A study by Dr. Adrian Handforth and Dr. Arnulfo Quesada has yielded notable results with a  potential focus for essential tremor (ET) drug treatment. Funded by a grant from the IETF, the study concerns the impact of five drugs in blocking T-type calcium channels and suppressing tremor in two different models when tested on mice. Drawing from their IETF-supported work, the scientists produced three papers, one of which was published in 2008 in Drug Metabolism and Disposition and another published in 2010 in Neuropharmacology. The third paper has been accepted for publication in the European Journal of Pharmacology.

ET is a common disorder that lacks molecular targets for therapeutic development. In a search for targets, some researchers have focused on the rhythmic connection between T-type calcium channel activation and the olivo-cerebellar system that is implicated in essential tremor. The olivo-cerebellar system, one of the key neuronal circuits in the brain, plays an important role in the organization of vertebrate motor control.

The Handforth-Quesada study built on previous research (Sinton et al., 1989) predicting 20 years ago that T-type calcium antagonists may effectively suppress tremor. This new study tested whether five compounds were effective in suppressing tremor in harmaline and GABA receptor alpha 1 animal models of tremor.

Harmaline produces a postural/kinetic tremor, evident in animals, that shares several similarities with ET including suppression by anti-ET drugs such as 1-octanol. Harmaline-induced tremor is the most-studied ET model. Tremor in the GABA receptor alpha 1 model is also postural/kinetic in nature and responds to anti-ET drugs. Use of these two animal models of tremor offers a strategy to better understand and develop new treatments for ET.

“Our paper in Neuropharmacology reported that five drugs that block T-type calcium channels suppress tremor in both the harmaline and the GABAA alpha1 genetic models of tremor in mice,” says Dr. Handforth. “Importantly, this work supported the idea that drugs of this class might be therapeutic for essential tremor.”
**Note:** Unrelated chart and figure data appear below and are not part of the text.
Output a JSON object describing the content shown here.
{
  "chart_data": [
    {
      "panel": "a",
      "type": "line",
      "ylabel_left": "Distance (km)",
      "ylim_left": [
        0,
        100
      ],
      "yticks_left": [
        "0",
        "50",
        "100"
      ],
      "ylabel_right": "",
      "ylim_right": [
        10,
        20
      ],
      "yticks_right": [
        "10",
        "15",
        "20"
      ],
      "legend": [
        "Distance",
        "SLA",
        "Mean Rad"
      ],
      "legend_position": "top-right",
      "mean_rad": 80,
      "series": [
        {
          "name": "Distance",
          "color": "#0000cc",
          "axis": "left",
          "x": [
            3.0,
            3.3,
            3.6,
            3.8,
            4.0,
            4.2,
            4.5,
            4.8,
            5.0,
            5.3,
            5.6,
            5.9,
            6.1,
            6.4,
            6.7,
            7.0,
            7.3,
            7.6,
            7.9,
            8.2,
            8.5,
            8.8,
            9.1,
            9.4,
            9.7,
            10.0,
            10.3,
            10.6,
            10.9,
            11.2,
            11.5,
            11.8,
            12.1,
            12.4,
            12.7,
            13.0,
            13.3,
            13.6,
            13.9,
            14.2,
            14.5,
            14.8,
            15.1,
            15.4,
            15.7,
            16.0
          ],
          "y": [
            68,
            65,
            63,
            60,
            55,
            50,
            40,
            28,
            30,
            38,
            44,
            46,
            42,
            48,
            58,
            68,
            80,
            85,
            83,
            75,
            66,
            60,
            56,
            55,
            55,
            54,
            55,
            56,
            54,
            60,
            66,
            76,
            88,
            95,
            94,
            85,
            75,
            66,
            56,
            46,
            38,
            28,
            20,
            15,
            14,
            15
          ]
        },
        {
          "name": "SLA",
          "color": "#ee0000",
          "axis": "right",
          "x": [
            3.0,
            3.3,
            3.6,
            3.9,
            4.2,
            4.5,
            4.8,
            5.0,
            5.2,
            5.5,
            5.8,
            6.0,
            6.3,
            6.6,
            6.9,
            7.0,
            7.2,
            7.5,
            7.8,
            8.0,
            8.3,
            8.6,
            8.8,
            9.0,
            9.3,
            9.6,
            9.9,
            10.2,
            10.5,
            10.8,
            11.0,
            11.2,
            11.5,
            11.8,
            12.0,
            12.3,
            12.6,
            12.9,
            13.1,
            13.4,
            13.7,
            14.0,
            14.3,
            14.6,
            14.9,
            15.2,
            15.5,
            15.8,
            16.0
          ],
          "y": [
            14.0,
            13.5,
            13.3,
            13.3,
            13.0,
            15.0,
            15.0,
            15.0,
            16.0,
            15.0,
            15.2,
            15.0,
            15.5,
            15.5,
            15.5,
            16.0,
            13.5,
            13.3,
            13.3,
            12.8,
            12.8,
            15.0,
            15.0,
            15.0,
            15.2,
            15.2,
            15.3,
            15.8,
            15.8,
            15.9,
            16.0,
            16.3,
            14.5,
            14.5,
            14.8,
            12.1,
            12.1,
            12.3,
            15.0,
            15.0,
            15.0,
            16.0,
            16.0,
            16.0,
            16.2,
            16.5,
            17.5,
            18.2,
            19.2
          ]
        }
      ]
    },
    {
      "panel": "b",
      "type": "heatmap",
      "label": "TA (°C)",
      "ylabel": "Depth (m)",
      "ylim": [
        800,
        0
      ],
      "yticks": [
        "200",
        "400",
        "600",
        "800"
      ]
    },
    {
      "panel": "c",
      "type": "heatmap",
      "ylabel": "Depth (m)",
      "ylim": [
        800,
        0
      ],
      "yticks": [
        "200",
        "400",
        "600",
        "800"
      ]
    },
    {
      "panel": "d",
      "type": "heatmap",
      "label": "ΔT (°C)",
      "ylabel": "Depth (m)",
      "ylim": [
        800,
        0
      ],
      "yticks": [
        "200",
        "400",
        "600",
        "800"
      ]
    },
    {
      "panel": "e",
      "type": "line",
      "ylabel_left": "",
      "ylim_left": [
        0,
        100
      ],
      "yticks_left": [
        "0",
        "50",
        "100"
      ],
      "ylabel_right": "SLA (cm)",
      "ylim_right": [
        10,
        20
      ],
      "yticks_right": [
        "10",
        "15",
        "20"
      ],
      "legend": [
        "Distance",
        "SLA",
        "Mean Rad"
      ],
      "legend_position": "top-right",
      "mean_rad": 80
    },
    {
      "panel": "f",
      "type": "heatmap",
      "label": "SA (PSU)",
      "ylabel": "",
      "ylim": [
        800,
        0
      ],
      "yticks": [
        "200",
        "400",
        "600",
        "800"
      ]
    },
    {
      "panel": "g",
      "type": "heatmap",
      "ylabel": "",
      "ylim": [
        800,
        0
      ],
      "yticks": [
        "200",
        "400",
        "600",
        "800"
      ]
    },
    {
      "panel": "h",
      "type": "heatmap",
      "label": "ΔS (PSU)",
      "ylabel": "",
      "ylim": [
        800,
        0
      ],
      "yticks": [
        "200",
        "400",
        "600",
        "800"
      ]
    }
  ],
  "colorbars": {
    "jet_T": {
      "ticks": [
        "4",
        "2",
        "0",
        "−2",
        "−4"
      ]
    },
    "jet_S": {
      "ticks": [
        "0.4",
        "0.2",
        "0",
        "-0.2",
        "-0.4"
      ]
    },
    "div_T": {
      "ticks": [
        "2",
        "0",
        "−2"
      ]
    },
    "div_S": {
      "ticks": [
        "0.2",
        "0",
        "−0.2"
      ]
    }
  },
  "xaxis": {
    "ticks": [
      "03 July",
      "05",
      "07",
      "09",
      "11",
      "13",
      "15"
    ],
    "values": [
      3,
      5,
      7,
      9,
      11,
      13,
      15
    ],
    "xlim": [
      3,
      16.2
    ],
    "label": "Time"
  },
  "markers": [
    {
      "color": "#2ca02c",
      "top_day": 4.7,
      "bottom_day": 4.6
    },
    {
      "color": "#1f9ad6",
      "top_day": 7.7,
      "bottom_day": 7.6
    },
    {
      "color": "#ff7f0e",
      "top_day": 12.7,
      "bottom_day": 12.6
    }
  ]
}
Further, a recent report from yet another study (Park et al., 2010) “complements this theme” using the harmaline model of tremor. T-type calcium channels are subdivided into three types, of which the one called Cav3.1 is most common in the cerebellum and inferior olive. The Park et al. team found that mice lacking the Cav3.1 T-type calcium channel had well-preserved motor  functioning, but were much less able to have tremor in response to harmaline. The same finding  occurred when the expression of the Cav3.1 channel was selectively suppressed in the inferior olive. These findings based on genetic approaches are consistent with inferences from the
pharmacological studies of Handforth/Quesada, but further suggest that the Cav3.1 subtype of T-type calcium channels is specifically involved in tremor expression.

Dr. Handforth elaborates, “These papers together suggest that a viable therapeutic target for treating ET is the T-type calcium channel, particularly the Cav3.1 subtype.”

Dr. Adrian Handforth – Neurology Service, Veterans Affairs, Greater Los Angeles Healthcare System, Los Angeles, CA.

Dr. Arnulfo Quesada is with the Research Service, Veterans Affairs Greater Los Angeles Healthcare System, Los Angeles, CA; and Department of Neurobiology, David Geffen School of Medicine, University of California at Los Angeles, CA.

Study update:
Dr. Handforth explains how the aim of research is to narrow down exactly which combination of delta, alpha, and beta subunits forms the receptor capable of suppressing tremor when activated. He believes that the identification of this receptor could lead to the development of drugs that specifically suppress tremor, yet might be well tolerated.